Still, he had the advantage: Avery didn’t know Steven and therefore had no reason to believe that Steven would know him. If he was to maintain that advantage, he had to act normal.
Taking a deep, shuddery breath, Steven forced his head back around and blinked at the sheer reality of the man who had filled his life for so long, right here, sat above them on a bed of less common white heather, his forearms resting casually on his knees, his jeans rising from his black work boots enough so that Steven could see his cheap blue cotton socks.
He stared at Avery’s socks and felt an odd sense of wonder.
Socks were so normal. So mundane. How could someone who pulled on socks in the morning be a serial killer? Socks were not hard or dangerous. Socks were funny; foot mittens, that’s what socks were. They made a knobbly hinge of your toes and became comical sock puppets. Surely anyone who wore socks could not truly be a threat to him or anyone else?
Steven realized they were both looking at him while he stared at the socks. Lewis looked puzzled and Avery quirked an amused eyebrow at him, as if they shared a secret.
Which they did, of course.
Steven reddened. He had to act normal. If Avery had any idea he knew who he was …
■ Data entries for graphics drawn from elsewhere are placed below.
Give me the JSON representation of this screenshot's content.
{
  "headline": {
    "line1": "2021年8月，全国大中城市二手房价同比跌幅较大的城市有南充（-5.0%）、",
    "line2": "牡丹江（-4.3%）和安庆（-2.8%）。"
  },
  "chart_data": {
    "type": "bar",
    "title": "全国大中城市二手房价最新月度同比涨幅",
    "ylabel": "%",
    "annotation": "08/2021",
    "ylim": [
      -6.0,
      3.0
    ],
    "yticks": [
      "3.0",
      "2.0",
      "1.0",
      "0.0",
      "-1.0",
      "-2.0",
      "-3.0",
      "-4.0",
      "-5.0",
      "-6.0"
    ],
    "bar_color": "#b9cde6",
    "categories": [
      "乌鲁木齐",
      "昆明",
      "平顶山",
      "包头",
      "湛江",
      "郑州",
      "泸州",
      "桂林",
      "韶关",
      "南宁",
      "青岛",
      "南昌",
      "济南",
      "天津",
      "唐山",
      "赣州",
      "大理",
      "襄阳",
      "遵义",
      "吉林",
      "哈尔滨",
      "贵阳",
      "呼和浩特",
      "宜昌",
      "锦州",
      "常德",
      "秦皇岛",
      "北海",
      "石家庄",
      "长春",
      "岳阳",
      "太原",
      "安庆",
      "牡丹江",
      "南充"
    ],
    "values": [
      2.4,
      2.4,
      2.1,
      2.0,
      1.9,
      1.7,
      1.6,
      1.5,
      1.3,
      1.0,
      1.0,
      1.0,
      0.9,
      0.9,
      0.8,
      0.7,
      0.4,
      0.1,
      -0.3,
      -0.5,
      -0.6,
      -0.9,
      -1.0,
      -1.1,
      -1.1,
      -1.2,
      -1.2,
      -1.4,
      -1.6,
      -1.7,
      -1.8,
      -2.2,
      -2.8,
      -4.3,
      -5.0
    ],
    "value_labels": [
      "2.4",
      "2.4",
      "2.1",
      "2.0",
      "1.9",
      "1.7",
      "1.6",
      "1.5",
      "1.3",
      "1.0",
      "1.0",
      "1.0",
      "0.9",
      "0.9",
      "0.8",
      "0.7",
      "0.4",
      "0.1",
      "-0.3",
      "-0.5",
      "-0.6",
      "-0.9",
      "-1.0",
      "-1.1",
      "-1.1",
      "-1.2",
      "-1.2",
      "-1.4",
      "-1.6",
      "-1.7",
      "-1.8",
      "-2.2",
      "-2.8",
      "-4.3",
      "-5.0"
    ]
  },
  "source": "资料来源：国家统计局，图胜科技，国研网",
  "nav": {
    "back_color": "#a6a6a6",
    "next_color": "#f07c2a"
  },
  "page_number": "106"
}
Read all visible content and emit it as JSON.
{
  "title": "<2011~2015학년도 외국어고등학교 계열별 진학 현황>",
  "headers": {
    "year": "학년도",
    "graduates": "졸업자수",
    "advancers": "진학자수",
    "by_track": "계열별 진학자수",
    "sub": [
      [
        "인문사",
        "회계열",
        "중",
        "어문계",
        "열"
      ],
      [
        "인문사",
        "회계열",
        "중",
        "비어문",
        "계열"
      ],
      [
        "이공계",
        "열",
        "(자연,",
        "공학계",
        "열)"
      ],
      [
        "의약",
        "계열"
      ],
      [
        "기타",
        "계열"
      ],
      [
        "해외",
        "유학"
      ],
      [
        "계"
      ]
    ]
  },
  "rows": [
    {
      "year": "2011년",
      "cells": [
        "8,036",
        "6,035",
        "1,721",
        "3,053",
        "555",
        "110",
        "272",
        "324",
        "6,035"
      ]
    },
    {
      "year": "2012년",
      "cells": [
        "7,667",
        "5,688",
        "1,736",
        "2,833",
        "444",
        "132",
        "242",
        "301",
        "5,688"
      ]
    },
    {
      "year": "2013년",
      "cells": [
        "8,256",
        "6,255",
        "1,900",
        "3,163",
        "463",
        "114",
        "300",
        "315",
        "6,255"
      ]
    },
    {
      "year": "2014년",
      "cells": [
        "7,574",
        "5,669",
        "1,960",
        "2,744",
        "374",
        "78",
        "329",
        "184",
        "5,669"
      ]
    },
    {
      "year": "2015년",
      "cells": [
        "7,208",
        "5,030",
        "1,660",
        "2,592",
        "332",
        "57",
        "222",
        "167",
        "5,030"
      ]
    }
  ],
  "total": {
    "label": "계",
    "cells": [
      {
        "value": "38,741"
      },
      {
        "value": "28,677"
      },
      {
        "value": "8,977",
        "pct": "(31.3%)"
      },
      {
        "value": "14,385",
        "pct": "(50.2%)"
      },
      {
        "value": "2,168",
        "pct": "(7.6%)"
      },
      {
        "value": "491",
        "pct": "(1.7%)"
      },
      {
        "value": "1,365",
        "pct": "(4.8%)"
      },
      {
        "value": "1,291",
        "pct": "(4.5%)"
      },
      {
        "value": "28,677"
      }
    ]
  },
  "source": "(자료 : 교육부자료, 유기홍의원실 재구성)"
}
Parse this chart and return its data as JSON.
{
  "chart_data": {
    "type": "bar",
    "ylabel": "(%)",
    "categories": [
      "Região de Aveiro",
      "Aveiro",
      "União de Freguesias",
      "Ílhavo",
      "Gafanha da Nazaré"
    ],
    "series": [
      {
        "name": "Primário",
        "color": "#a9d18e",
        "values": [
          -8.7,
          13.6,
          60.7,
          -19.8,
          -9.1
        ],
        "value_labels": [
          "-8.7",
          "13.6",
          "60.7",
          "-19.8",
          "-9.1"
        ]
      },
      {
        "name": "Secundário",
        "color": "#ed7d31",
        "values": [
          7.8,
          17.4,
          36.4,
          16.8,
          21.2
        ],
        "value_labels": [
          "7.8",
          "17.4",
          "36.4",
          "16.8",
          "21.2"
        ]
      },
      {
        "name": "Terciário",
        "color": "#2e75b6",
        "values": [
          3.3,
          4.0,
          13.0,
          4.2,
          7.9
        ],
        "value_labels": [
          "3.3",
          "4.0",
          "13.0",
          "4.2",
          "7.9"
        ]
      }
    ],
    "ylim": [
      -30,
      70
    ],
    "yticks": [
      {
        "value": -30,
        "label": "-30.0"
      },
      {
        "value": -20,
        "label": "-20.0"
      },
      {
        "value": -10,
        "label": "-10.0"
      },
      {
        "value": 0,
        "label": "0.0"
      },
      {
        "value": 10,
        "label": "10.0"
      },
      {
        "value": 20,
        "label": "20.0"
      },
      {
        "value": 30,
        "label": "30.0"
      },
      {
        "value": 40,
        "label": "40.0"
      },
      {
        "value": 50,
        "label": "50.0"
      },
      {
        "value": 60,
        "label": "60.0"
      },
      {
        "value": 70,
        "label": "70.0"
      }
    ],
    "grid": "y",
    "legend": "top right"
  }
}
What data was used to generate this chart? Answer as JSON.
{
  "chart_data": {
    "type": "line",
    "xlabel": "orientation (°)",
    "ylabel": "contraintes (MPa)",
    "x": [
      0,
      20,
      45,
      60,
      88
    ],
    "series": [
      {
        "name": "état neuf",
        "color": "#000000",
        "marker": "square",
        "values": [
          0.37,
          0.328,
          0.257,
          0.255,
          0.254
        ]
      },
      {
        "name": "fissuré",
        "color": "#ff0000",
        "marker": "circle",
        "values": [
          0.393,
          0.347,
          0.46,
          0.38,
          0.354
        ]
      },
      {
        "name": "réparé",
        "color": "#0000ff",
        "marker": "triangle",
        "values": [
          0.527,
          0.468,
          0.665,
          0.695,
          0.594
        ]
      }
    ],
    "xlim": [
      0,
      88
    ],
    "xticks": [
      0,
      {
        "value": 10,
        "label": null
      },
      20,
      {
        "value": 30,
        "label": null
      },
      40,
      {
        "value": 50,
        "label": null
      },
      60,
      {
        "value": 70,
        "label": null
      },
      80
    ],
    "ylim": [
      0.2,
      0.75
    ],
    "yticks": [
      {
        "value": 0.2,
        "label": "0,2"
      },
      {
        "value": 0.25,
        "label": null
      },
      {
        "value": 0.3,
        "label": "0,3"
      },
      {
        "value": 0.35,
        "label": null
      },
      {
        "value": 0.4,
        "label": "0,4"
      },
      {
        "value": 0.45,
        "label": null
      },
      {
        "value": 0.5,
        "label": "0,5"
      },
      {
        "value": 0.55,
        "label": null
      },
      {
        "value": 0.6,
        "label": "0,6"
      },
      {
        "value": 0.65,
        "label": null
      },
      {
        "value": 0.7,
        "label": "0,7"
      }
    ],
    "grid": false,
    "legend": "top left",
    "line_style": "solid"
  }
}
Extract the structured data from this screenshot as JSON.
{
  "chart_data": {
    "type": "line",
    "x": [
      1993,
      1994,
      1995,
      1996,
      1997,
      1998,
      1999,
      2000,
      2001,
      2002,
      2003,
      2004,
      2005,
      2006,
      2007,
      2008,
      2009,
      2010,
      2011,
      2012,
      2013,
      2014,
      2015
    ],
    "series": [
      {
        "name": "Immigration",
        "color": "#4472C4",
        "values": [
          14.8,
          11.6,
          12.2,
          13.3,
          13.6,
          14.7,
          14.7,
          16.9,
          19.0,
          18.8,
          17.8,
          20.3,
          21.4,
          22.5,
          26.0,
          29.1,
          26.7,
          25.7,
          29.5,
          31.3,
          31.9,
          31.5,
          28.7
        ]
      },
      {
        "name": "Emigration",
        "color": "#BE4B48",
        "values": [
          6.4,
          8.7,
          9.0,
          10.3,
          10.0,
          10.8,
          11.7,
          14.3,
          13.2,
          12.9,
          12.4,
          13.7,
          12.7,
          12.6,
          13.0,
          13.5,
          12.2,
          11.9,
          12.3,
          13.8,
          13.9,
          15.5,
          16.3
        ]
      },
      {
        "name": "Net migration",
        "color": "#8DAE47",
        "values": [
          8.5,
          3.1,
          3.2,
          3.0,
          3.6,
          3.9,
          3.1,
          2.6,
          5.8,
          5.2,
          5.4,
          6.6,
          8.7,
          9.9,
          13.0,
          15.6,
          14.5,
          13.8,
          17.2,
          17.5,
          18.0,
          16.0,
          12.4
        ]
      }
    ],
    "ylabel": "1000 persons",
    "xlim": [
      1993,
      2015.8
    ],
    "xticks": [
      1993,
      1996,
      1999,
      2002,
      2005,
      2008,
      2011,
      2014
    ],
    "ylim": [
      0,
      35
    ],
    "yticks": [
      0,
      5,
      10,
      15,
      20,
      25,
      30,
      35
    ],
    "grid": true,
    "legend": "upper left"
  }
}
Steven didn’t finish the thought; it was too frightening.
The silence was a physical thing between them. Avery was used to silence and Steven was reluctant to puncture the stillness until he had some idea of what he might say.
So it was left to Lewis to take the lead, as always.
“Nice day.” The perennial favorite of walkers.
Avery nodded slowly. “So far.”
Steven shivered and Lewis frowned at him, like he was somehow letting the side down.
“We’re digging,” offered Lewis, jutting his jaw at Steven’s spade.